Prima uscita per Camilla (Collana di Albi Modificati Inclusivi per Letture Liberamente Accessibili), la nuova collana di uovonero che nasce per rispondere alla richiesta, in costante crescita, di libri con un testo in simboli. L’obiettivo è quello di pubblicare albi illustrati di qualità scelti nel panorama dei titoli dei principali editori italiani per l’infanzia. Si comincia quindi proponendo un classico: la storia di Roberto che ha passato una brutta giornata ed è così pieno di rabbia da urlare fino a far uscire un enorme mostro rosso con cui si trova a dover fare i conti.
Quello che non sai di me
Dopo la morte del suo ragazzo, Jam è andata in pezzi, nessuno pare in grado di aiutarla. Così viene mandata ad una scuola che accoglie ragazzi che hanno subito traumi da cui faticano a riprendersi. Insieme ad altri quattro ragazzi si trova inserita in un corso avanzato di inglese tenuto da un’anziana insegnante. Dovranno lavorare insieme, rispettare alcune regole e scrivere un diario. Sarà proprio la scrittura che aprirà un varco, permetterà la formazione di nuovi legami e aiuterà ciascuno di loro ad affrontare quanto accaduto ma, soprattutto, a imparare a conviverci e a guardare avanti.
Guarigione
“ In certi casi mi sento un guarito.
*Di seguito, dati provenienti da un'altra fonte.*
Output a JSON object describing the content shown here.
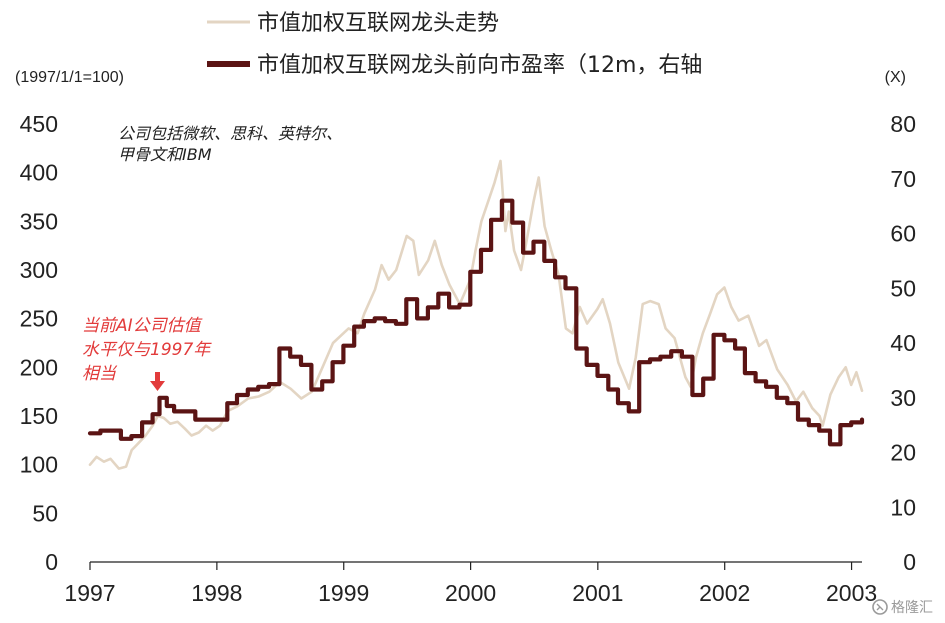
{
  "colors": {
    "price_series": "#e3d5c3",
    "pe_series": "#5b1414",
    "annotation": "#e23b3b",
    "axis": "#222222",
    "watermark": "#9a9a9a"
  },
  "watermark": {
    "text": "格隆汇",
    "icon": "gelonghui-logo-icon"
  },
  "annotation": {
    "lines": [
      "当前AI公司估值",
      "水平仅与1997年",
      "相当"
    ],
    "icon": "red-down-arrow-icon"
  },
  "chart_data": {
    "type": "line",
    "title": "",
    "legend": {
      "position": "top"
    },
    "grid": false,
    "note": [
      "公司包括微软、思科、英特尔、",
      "甲骨文和IBM"
    ],
    "x": {
      "type": "date",
      "range": [
        "1997-01-01",
        "2003-01-31"
      ],
      "tick_labels": [
        "1997",
        "1998",
        "1999",
        "2000",
        "2001",
        "2002",
        "2003"
      ]
    },
    "y_left": {
      "unit_label": "(1997/1/1=100)",
      "range": [
        0,
        450
      ],
      "tick_labels": [
        "0",
        "50",
        "100",
        "150",
        "200",
        "250",
        "300",
        "350",
        "400",
        "450"
      ]
    },
    "y_right": {
      "unit_label": "(X)",
      "range": [
        0,
        80
      ],
      "tick_labels": [
        "0",
        "10",
        "20",
        "30",
        "40",
        "50",
        "60",
        "70",
        "80"
      ]
    },
    "series": [
      {
        "name": "市值加权互联网龙头走势",
        "axis": "left",
        "style": "thin",
        "points": [
          [
            "1997-01-01",
            100
          ],
          [
            "1997-01-20",
            108
          ],
          [
            "1997-02-10",
            103
          ],
          [
            "1997-03-01",
            106
          ],
          [
            "1997-03-25",
            96
          ],
          [
            "1997-04-15",
            98
          ],
          [
            "1997-05-01",
            115
          ],
          [
            "1997-05-20",
            122
          ],
          [
            "1997-06-10",
            130
          ],
          [
            "1997-06-30",
            140
          ],
          [
            "1997-07-15",
            150
          ],
          [
            "1997-08-01",
            148
          ],
          [
            "1997-08-20",
            142
          ],
          [
            "1997-09-10",
            144
          ],
          [
            "1997-10-01",
            137
          ],
          [
            "1997-10-20",
            130
          ],
          [
            "1997-11-10",
            133
          ],
          [
            "1997-12-01",
            140
          ],
          [
            "1997-12-20",
            135
          ],
          [
            "1998-01-10",
            140
          ],
          [
            "1998-02-01",
            155
          ],
          [
            "1998-03-01",
            160
          ],
          [
            "1998-04-01",
            168
          ],
          [
            "1998-05-01",
            170
          ],
          [
            "1998-06-01",
            175
          ],
          [
            "1998-07-01",
            185
          ],
          [
            "1998-08-01",
            178
          ],
          [
            "1998-09-01",
            168
          ],
          [
            "1998-10-01",
            175
          ],
          [
            "1998-11-01",
            200
          ],
          [
            "1998-12-01",
            225
          ],
          [
            "1999-01-15",
            240
          ],
          [
            "1999-02-10",
            235
          ],
          [
            "1999-03-01",
            255
          ],
          [
            "1999-04-01",
            280
          ],
          [
            "1999-04-20",
            305
          ],
          [
            "1999-05-10",
            290
          ],
          [
            "1999-06-01",
            300
          ],
          [
            "1999-07-01",
            335
          ],
          [
            "1999-07-20",
            330
          ],
          [
            "1999-08-05",
            295
          ],
          [
            "1999-09-01",
            310
          ],
          [
            "1999-09-20",
            330
          ],
          [
            "1999-10-10",
            305
          ],
          [
            "1999-11-01",
            285
          ],
          [
            "1999-12-01",
            265
          ],
          [
            "1999-12-31",
            290
          ],
          [
            "2000-01-15",
            320
          ],
          [
            "2000-02-01",
            350
          ],
          [
            "2000-02-20",
            370
          ],
          [
            "2000-03-10",
            390
          ],
          [
            "2000-03-27",
            412
          ],
          [
            "2000-04-10",
            340
          ],
          [
            "2000-04-20",
            360
          ],
          [
            "2000-05-05",
            320
          ],
          [
            "2000-05-25",
            300
          ],
          [
            "2000-06-10",
            330
          ],
          [
            "2000-06-30",
            370
          ],
          [
            "2000-07-15",
            395
          ],
          [
            "2000-08-01",
            345
          ],
          [
            "2000-08-20",
            320
          ],
          [
            "2000-09-10",
            295
          ],
          [
            "2000-10-01",
            240
          ],
          [
            "2000-10-20",
            235
          ],
          [
            "2000-11-10",
            262
          ],
          [
            "2000-12-01",
            245
          ],
          [
            "2000-12-31",
            260
          ],
          [
            "2001-01-15",
            270
          ],
          [
            "2001-02-05",
            245
          ],
          [
            "2001-03-01",
            205
          ],
          [
            "2001-04-01",
            178
          ],
          [
            "2001-04-20",
            210
          ],
          [
            "2001-05-10",
            265
          ],
          [
            "2001-06-01",
            268
          ],
          [
            "2001-06-25",
            265
          ],
          [
            "2001-07-15",
            240
          ],
          [
            "2001-08-10",
            230
          ],
          [
            "2001-09-10",
            190
          ],
          [
            "2001-09-25",
            180
          ],
          [
            "2001-10-10",
            210
          ],
          [
            "2001-10-30",
            235
          ],
          [
            "2001-11-20",
            255
          ],
          [
            "2001-12-10",
            275
          ],
          [
            "2001-12-31",
            282
          ],
          [
            "2002-01-20",
            262
          ],
          [
            "2002-02-10",
            248
          ],
          [
            "2002-03-10",
            253
          ],
          [
            "2002-04-10",
            222
          ],
          [
            "2002-05-01",
            228
          ],
          [
            "2002-06-01",
            198
          ],
          [
            "2002-07-01",
            182
          ],
          [
            "2002-07-25",
            165
          ],
          [
            "2002-08-15",
            175
          ],
          [
            "2002-09-10",
            158
          ],
          [
            "2002-10-01",
            150
          ],
          [
            "2002-10-10",
            140
          ],
          [
            "2002-11-01",
            172
          ],
          [
            "2002-11-25",
            190
          ],
          [
            "2002-12-15",
            200
          ],
          [
            "2002-12-31",
            182
          ],
          [
            "2003-01-15",
            195
          ],
          [
            "2003-01-31",
            176
          ]
        ]
      },
      {
        "name": "市值加权互联网龙头前向市盈率（12m，右轴",
        "axis": "right",
        "style": "thick-step",
        "points": [
          [
            "1997-01-01",
            23.5
          ],
          [
            "1997-01-31",
            24.0
          ],
          [
            "1997-03-01",
            24.0
          ],
          [
            "1997-03-31",
            22.5
          ],
          [
            "1997-04-30",
            23.0
          ],
          [
            "1997-05-31",
            25.5
          ],
          [
            "1997-06-30",
            27.0
          ],
          [
            "1997-07-20",
            30.0
          ],
          [
            "1997-08-10",
            28.5
          ],
          [
            "1997-08-31",
            27.5
          ],
          [
            "1997-09-30",
            27.5
          ],
          [
            "1997-10-31",
            26.0
          ],
          [
            "1997-11-30",
            26.0
          ],
          [
            "1997-12-31",
            26.0
          ],
          [
            "1998-01-31",
            29.0
          ],
          [
            "1998-02-28",
            30.5
          ],
          [
            "1998-03-31",
            31.5
          ],
          [
            "1998-04-30",
            32.0
          ],
          [
            "1998-05-31",
            32.5
          ],
          [
            "1998-06-30",
            39.0
          ],
          [
            "1998-07-31",
            37.5
          ],
          [
            "1998-08-31",
            36.0
          ],
          [
            "1998-09-30",
            31.5
          ],
          [
            "1998-10-31",
            33.0
          ],
          [
            "1998-11-30",
            36.5
          ],
          [
            "1998-12-31",
            39.5
          ],
          [
            "1999-01-31",
            43.0
          ],
          [
            "1999-02-28",
            44.0
          ],
          [
            "1999-03-31",
            44.5
          ],
          [
            "1999-04-30",
            44.0
          ],
          [
            "1999-05-31",
            43.5
          ],
          [
            "1999-06-30",
            48.0
          ],
          [
            "1999-07-31",
            44.5
          ],
          [
            "1999-08-31",
            46.5
          ],
          [
            "1999-09-30",
            49.0
          ],
          [
            "1999-10-31",
            46.5
          ],
          [
            "1999-11-30",
            47.0
          ],
          [
            "1999-12-31",
            53.0
          ],
          [
            "2000-01-31",
            57.0
          ],
          [
            "2000-02-29",
            62.5
          ],
          [
            "2000-03-31",
            66.0
          ],
          [
            "2000-04-30",
            62.0
          ],
          [
            "2000-05-31",
            56.5
          ],
          [
            "2000-06-30",
            58.5
          ],
          [
            "2000-07-31",
            55.0
          ],
          [
            "2000-08-31",
            52.0
          ],
          [
            "2000-09-30",
            50.0
          ],
          [
            "2000-10-31",
            39.0
          ],
          [
            "2000-11-30",
            36.0
          ],
          [
            "2000-12-31",
            34.0
          ],
          [
            "2001-01-31",
            31.5
          ],
          [
            "2001-02-28",
            29.0
          ],
          [
            "2001-03-31",
            27.5
          ],
          [
            "2001-04-30",
            36.5
          ],
          [
            "2001-05-31",
            37.0
          ],
          [
            "2001-06-30",
            37.5
          ],
          [
            "2001-07-31",
            38.5
          ],
          [
            "2001-08-31",
            37.5
          ],
          [
            "2001-09-30",
            30.5
          ],
          [
            "2001-10-31",
            33.5
          ],
          [
            "2001-11-30",
            41.5
          ],
          [
            "2001-12-31",
            40.5
          ],
          [
            "2002-01-31",
            39.0
          ],
          [
            "2002-02-28",
            34.5
          ],
          [
            "2002-03-31",
            33.0
          ],
          [
            "2002-04-30",
            32.0
          ],
          [
            "2002-05-31",
            30.0
          ],
          [
            "2002-06-30",
            29.0
          ],
          [
            "2002-07-31",
            26.0
          ],
          [
            "2002-08-31",
            25.0
          ],
          [
            "2002-09-30",
            24.0
          ],
          [
            "2002-10-31",
            21.5
          ],
          [
            "2002-11-30",
            25.0
          ],
          [
            "2002-12-31",
            25.5
          ],
          [
            "2003-01-31",
            26.0
          ]
        ]
      }
    ]
  }
}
Forse perché ritengo che la disabilità non sia in fondo una malattia, ma una condizione particolare dell’individuo […] è stato il riconoscimento dei limiti e delle capacità del mio corpo a segnare ciò che io chiamo “guarigione”, ossia un processo continuo di comprensione di me stesso. Credo che ciò possa avvenire a livello, per così dire, biologico, considerando la propria corporeità non come un elemento disgiunto dalla sfera interiore, ma come costitutivo della persona, al di là della netta divaricazione tra anima e corpo, tra materia e spirito, tipica della nostra mentalità”. Partendo dal racconto della propria esperienza, l’autore propone una riflessione sulle procedure ospedaliere e le maggiori difficoltà che incontrano persone con disabilità nel loro approccio con la sanità e sottolinea con forza la necessità di un’alleanza fra medico e paziente che non può prescindere da un ascolto attento.
La figlia di Jean
Jean è diventato adulto, ha una moglie, due figli e un lavoro che gli permette di mantenere decorosamente la famiglia. Parallelamente alle sue vicende immaginarie, scorre la storia della Francia all’epoca della Rivoluzione francese e del Terrore mentre si fanno sempre più aspri i toni di chi difende la strada dell’oralismo o invece sceglie la lingua dei segni.